Doping Evolution of Magnetic Order and Magnetic Excitations in (Sr1-xLax)3Ir2O7

Abstract

We use resonant elastic and inelastic X-ray scattering at the Ir-L3 edge to study the doping-dependent magnetic order, magnetic excitations and spin-orbit excitons in the electron-doped bilayer iridate (Sr1-xLax)3Ir2O7 (0 ≤ x ≤ 0.065).

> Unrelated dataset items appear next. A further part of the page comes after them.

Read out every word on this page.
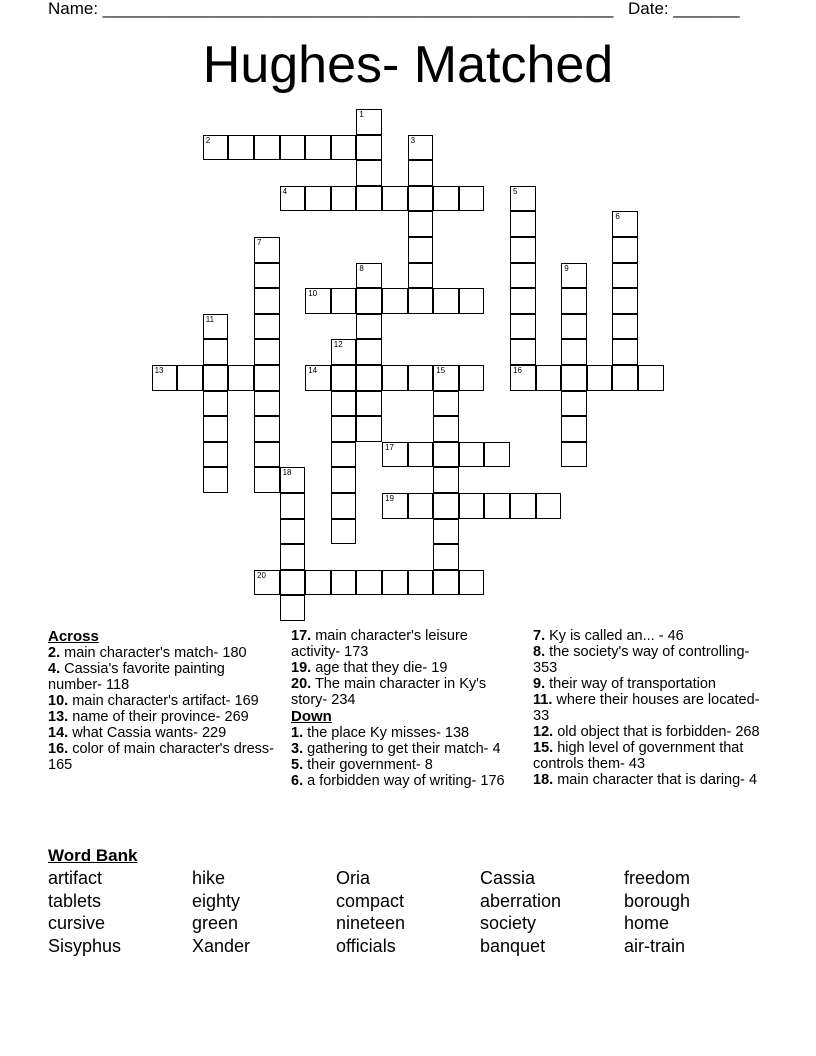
Name: ______________________________________________________ Date: _______
Hughes- Matched
1
2	3
4	5
6
7
8	9
10
11
12
13	14	15	16
17
18
19
20
Across

2. main character's match- 180

4. Cassia's favorite painting number- 118

10. main character's artifact- 169

13. name of their province- 269

14. what Cassia wants- 229

16. color of main character's dress- 165

17. main character's leisure activity- 173

19. age that they die- 19

20. The main character in Ky's story- 234

Down

1. the place Ky misses- 138

3. gathering to get their match- 4

5. their government- 8

6. a forbidden way of writing- 176

7. Ky is called an... - 46

8. the society's way of controlling- 353

9. their way of transportation

11. where their houses are located- 33

12. old object that is forbidden- 268

15. high level of government that controls them- 43

18. main character that is daring- 4

Word Bank
artifact	hike	Oria	Cassia	freedom
tablets	eighty	compact	aberration	borough
cursive	green	nineteen	society	home
Sisyphus	Xander	officials	banquet	air-train
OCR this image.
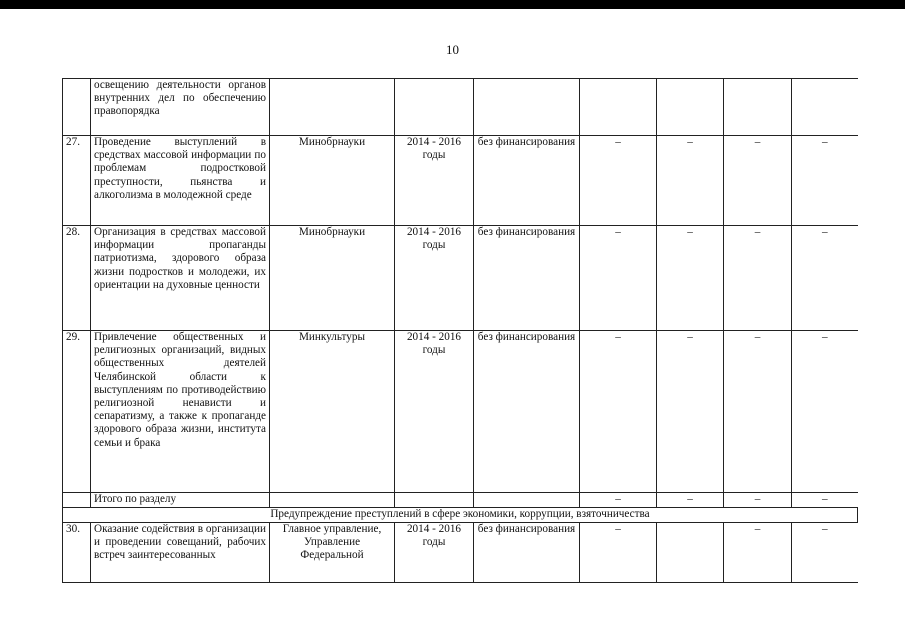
10
	освещению деятельности органов внутренних дел по обеспечению правопорядка							
27.	Проведение выступлений в средствах массовой информации по проблемам подростковой преступности, пьянства и алкоголизма в молодежной среде	Минобрнауки	2014 - 2016 годы	без финансирования	–	–	–	–
28.	Организация в средствах массовой информации пропаганды патриотизма, здорового образа жизни подростков и молодежи, их ориентации на духовные ценности	Минобрнауки	2014 - 2016 годы	без финансирования	–	–	–	–
29.	Привлечение общественных и религиозных организаций, видных общественных деятелей Челябинской области к выступлениям по противодействию религиозной ненависти и сепаратизму, а также к пропаганде здорового образа жизни, института семьи и брака	Минкультуры	2014 - 2016 годы	без финансирования	–	–	–	–
	Итого по разделу				–	–	–	–
Предупреждение преступлений в сфере экономики, коррупции, взяточничества								
30.	Оказание содействия в организации и проведении совещаний, рабочих встреч заинтересованных	Главное управление, Управление Федеральной	2014 - 2016 годы	без финансирования	–		–	–
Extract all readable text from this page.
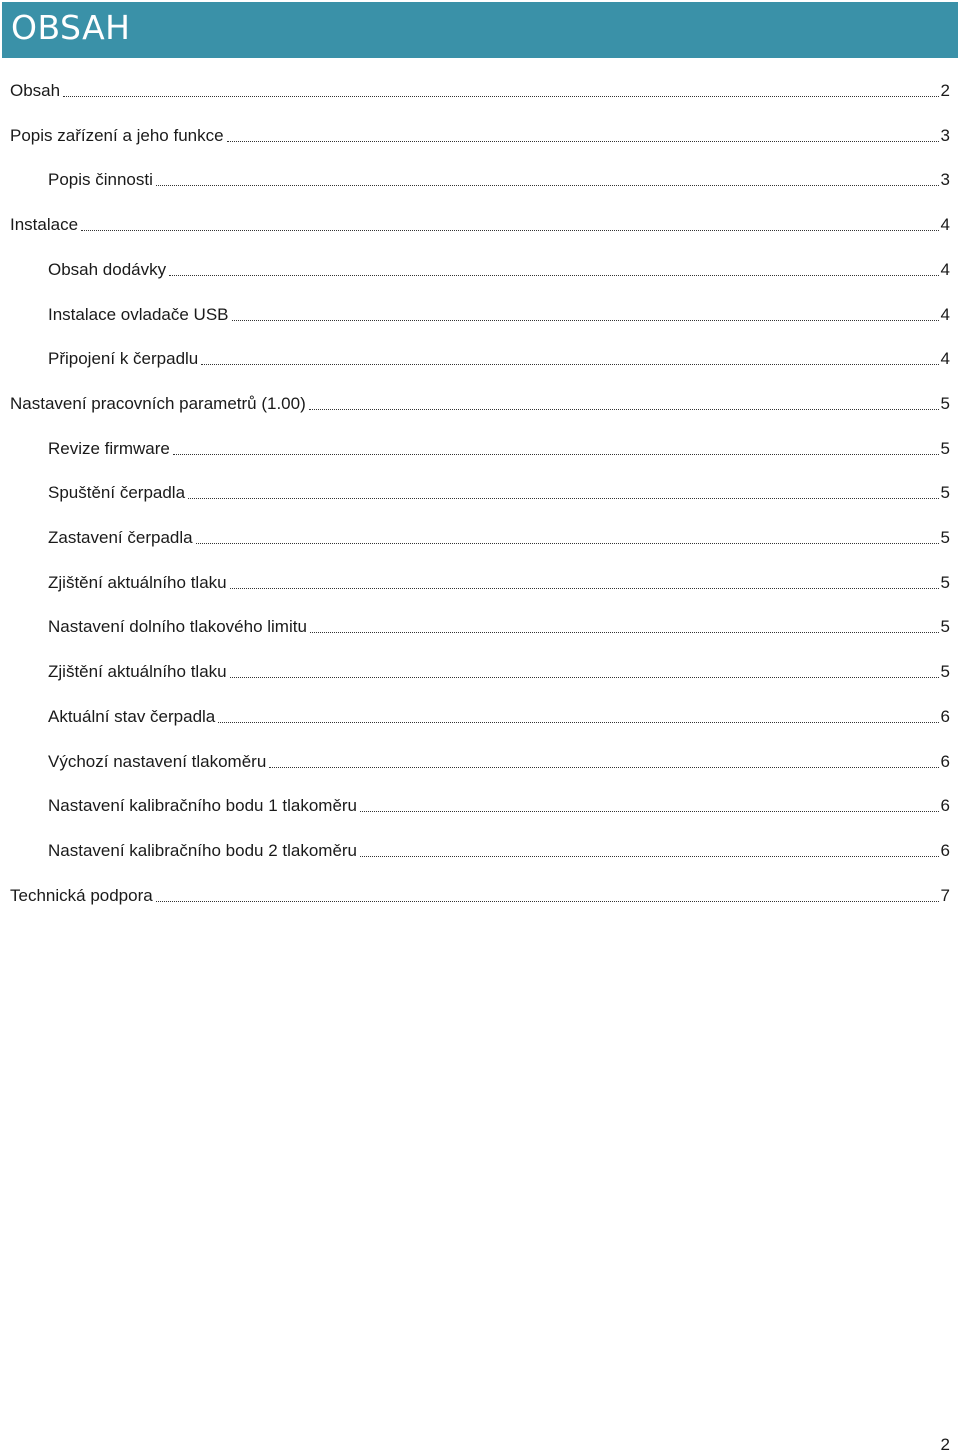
OBSAH
Obsah	2
Popis zařízení a jeho funkce	3
Popis činnosti	3
Instalace	4
Obsah dodávky	4
Instalace ovladače USB	4
Připojení k čerpadlu	4
Nastavení pracovních parametrů (1.00)	5
Revize firmware	5
Spuštění čerpadla	5
Zastavení čerpadla	5
Zjištění aktuálního tlaku	5
Nastavení dolního tlakového limitu	5
Zjištění aktuálního tlaku	5
Aktuální stav čerpadla	6
Výchozí nastavení tlakoměru	6
Nastavení kalibračního bodu 1 tlakoměru	6
Nastavení kalibračního bodu 2 tlakoměru	6
Technická podpora	7
2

With increasing doping x, the three-dimensional long range antiferromagnetic order is gradually suppressed and evolves into a three-dimensional short range order from x = 0 to 0.05, followed by a transition to two-dimensional short range order between x = 0.05 and 0.065. Following the evolution of the antiferromagnetic order, the magnetic excitations undergo damping, anisotropic softening and gap collapse, accompanied by weakly doping-dependent spin-orbit excitons. Therefore, we conclude that electron doping suppresses the magnetic anisotropy and interlayer couplings and drives (Sr1-xLax)3Ir2O7 into a correlated metallic state hosting two-dimensional short range antiferromagnetic order and strong antiferromagnetic fluctuations of Jeff = 12 moments, with the magnon gap strongly suppressed.